Denmark’s pledge to biodiversity a fiasco

Kilde digitaljournal.com

International fokus på Danmarks tab af biodiversitet.

A report due to be released next week reveals how poorly Denmark’s national environment has been managed, despite obligations and rhetoric. Presenting a picture of plants and animals under attack, the results are much the same for the rest of the world.
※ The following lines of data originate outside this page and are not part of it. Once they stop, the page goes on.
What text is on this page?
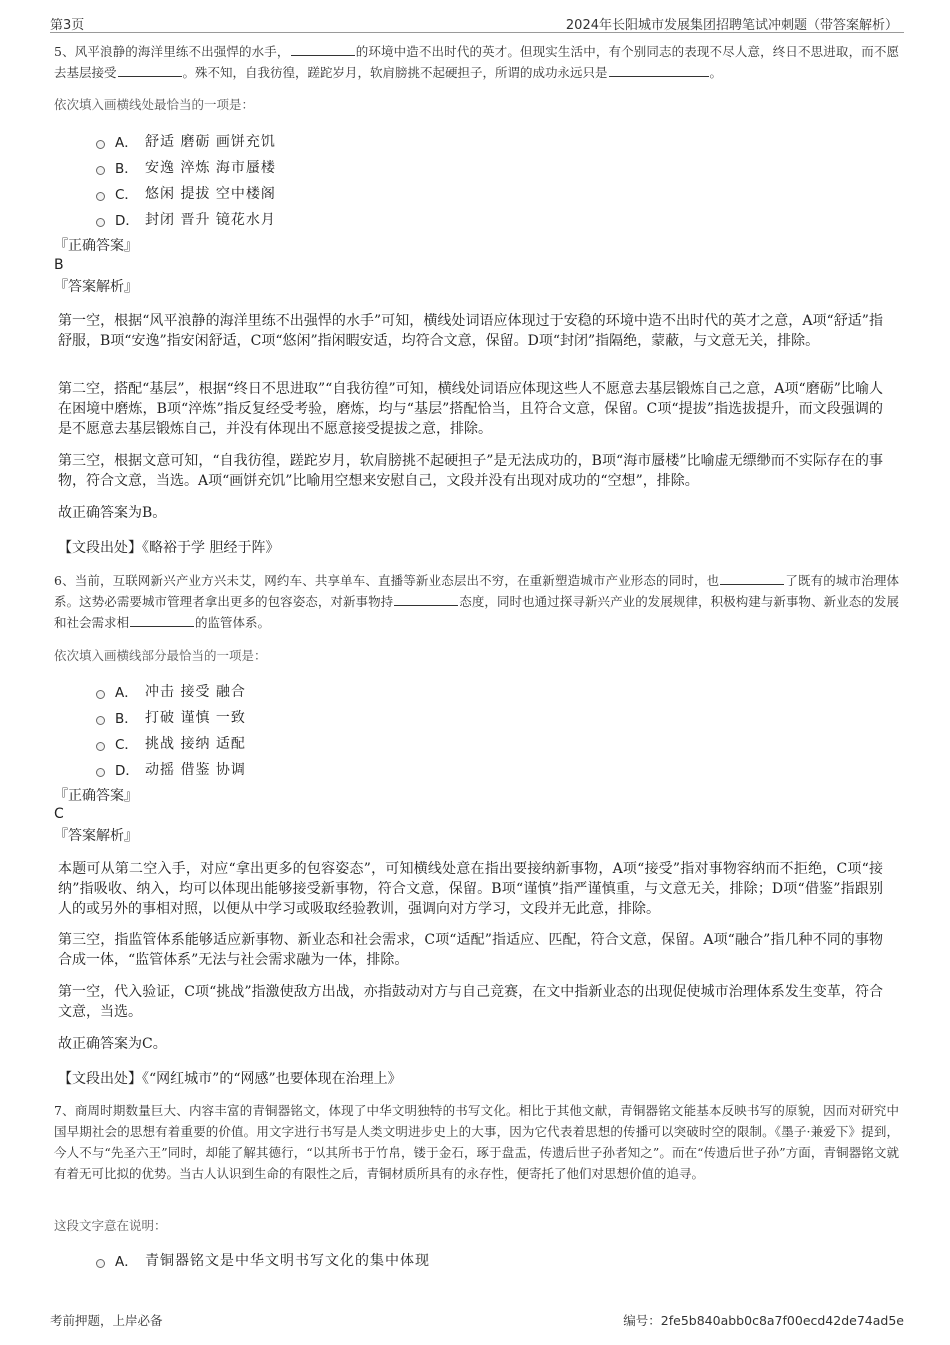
第3页	2024年长阳城市发展集团招聘笔试冲刺题（带答案解析）
5、风平浪静的海洋里练不出强悍的水手，	的环境中造不出时代的英才。但现实生活中，有个别同志的表现不尽人意，终日不思进取，而不愿去基层接受	。殊不知，自我彷徨，蹉跎岁月，软肩膀挑不起硬担子，所谓的成功永远只是	。
依次填入画横线处最恰当的一项是：
A． 舒适 磨砺 画饼充饥
B． 安逸 淬炼 海市蜃楼
C． 悠闲 提拔 空中楼阁
D． 封闭 晋升 镜花水月
『正确答案』
B
『答案解析』
第一空，根据“风平浪静的海洋里练不出强悍的水手”可知，横线处词语应体现过于安稳的环境中造不出时代的英才之意，A项“舒适”指舒服，B项“安逸”指安闲舒适，C项“悠闲”指闲暇安适，均符合文意，保留。D项“封闭”指隔绝，蒙蔽，与文意无关，排除。
第二空，搭配“基层”，根据“终日不思进取”“自我彷徨”可知，横线处词语应体现这些人不愿意去基层锻炼自己之意，A项“磨砺”比喻人在困境中磨炼，B项“淬炼”指反复经受考验，磨炼，均与“基层”搭配恰当，且符合文意，保留。C项“提拔”指选拔提升，而文段强调的是不愿意去基层锻炼自己，并没有体现出不愿意接受提拔之意，排除。
第三空，根据文意可知，“自我彷徨，蹉跎岁月，软肩膀挑不起硬担子”是无法成功的，B项“海市蜃楼”比喻虚无缥缈而不实际存在的事物，符合文意，当选。A项“画饼充饥”比喻用空想来安慰自己，文段并没有出现对成功的“空想”，排除。
故正确答案为B。
【文段出处】《略裕于学 胆经于阵》
6、当前，互联网新兴产业方兴未艾，网约车、共享单车、直播等新业态层出不穷，在重新塑造城市产业形态的同时，也	了既有的城市治理体系。这势必需要城市管理者拿出更多的包容姿态，对新事物持	态度，同时也通过探寻新兴产业的发展规律，积极构建与新事物、新业态的发展和社会需求相	的监管体系。
依次填入画横线部分最恰当的一项是：
A． 冲击 接受 融合
B． 打破 谨慎 一致
C． 挑战 接纳 适配
D． 动摇 借鉴 协调
『正确答案』
C
『答案解析』
本题可从第二空入手，对应“拿出更多的包容姿态”，可知横线处意在指出要接纳新事物，A项“接受”指对事物容纳而不拒绝，C项“接纳”指吸收、纳入，均可以体现出能够接受新事物，符合文意，保留。B项“谨慎”指严谨慎重，与文意无关，排除；D项“借鉴”指跟别人的或另外的事相对照，以便从中学习或吸取经验教训，强调向对方学习，文段并无此意，排除。
第三空，指监管体系能够适应新事物、新业态和社会需求，C项“适配”指适应、匹配，符合文意，保留。A项“融合”指几种不同的事物合成一体，“监管体系”无法与社会需求融为一体，排除。
第一空，代入验证，C项“挑战”指激使敌方出战，亦指鼓动对方与自己竞赛，在文中指新业态的出现促使城市治理体系发生变革，符合文意，当选。
故正确答案为C。
【文段出处】《“网红城市”的“网感”也要体现在治理上》
7、商周时期数量巨大、内容丰富的青铜器铭文，体现了中华文明独特的书写文化。相比于其他文献，青铜器铭文能基本反映书写的原貌，因而对研究中国早期社会的思想有着重要的价值。用文字进行书写是人类文明进步史上的大事，因为它代表着思想的传播可以突破时空的限制。《墨子·兼爱下》提到，今人不与“先圣六王”同时，却能了解其德行，“以其所书于竹帛，镂于金石，琢于盘盂，传遗后世子孙者知之”。而在“传遗后世子孙”方面，青铜器铭文就有着无可比拟的优势。当古人认识到生命的有限性之后，青铜材质所具有的永存性，便寄托了他们对思想价值的追寻。
这段文字意在说明：
A． 青铜器铭文是中华文明书写文化的集中体现
考前押题，上岸必备	编号：2fe5b840abb0c8a7f00ecd42de74ad5e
A classic tune by the Doors, when the music’s over, laments mankind’s treatment of the planet; how we “ravaged and plundered and ripped her and bit her… and tied her with fences and dragged her down.” Man-made environmental degradation remains a germane issue with celebrities like Gwyneth Paltrow and director James Cameron leading high-profile awareness campaigns and 2010 being the United Nations International Year of Biodiversity. There’s even a UN Goodwill Ambassador for Biodiversity (actor Edward Norton).
Now armed with comprehensive data, scientists are joining the flower child echo of the 60s, raising the Cassandra spectre and warning policy-makers of the dangers of ambivalence. Denmark’s Biodiversity 2010: Status, Development and Threats, research prepared by the National Environmental Research Institute (NERI) at the University of Aarhus paints a bleak picture for the natural environment in this Scandinavian state despite its successful eco-branding. Denmark is cited as a beacon of hope in the struggle for increased environmental sustainability, but the report proves otherwise and should therefore transform that beacon’s message into a global distress signal, according to Professor of Biodiversity Kaj Sand Jensen of Copenhagen University. In Denmark “we’ve gone from doing a pretty good job [protecting the environment] to doing a really bad one,” said Jensen. “We’re on par with countries like Macedonia. That’s pitiful,” he told Jyllands-Posten, a daily.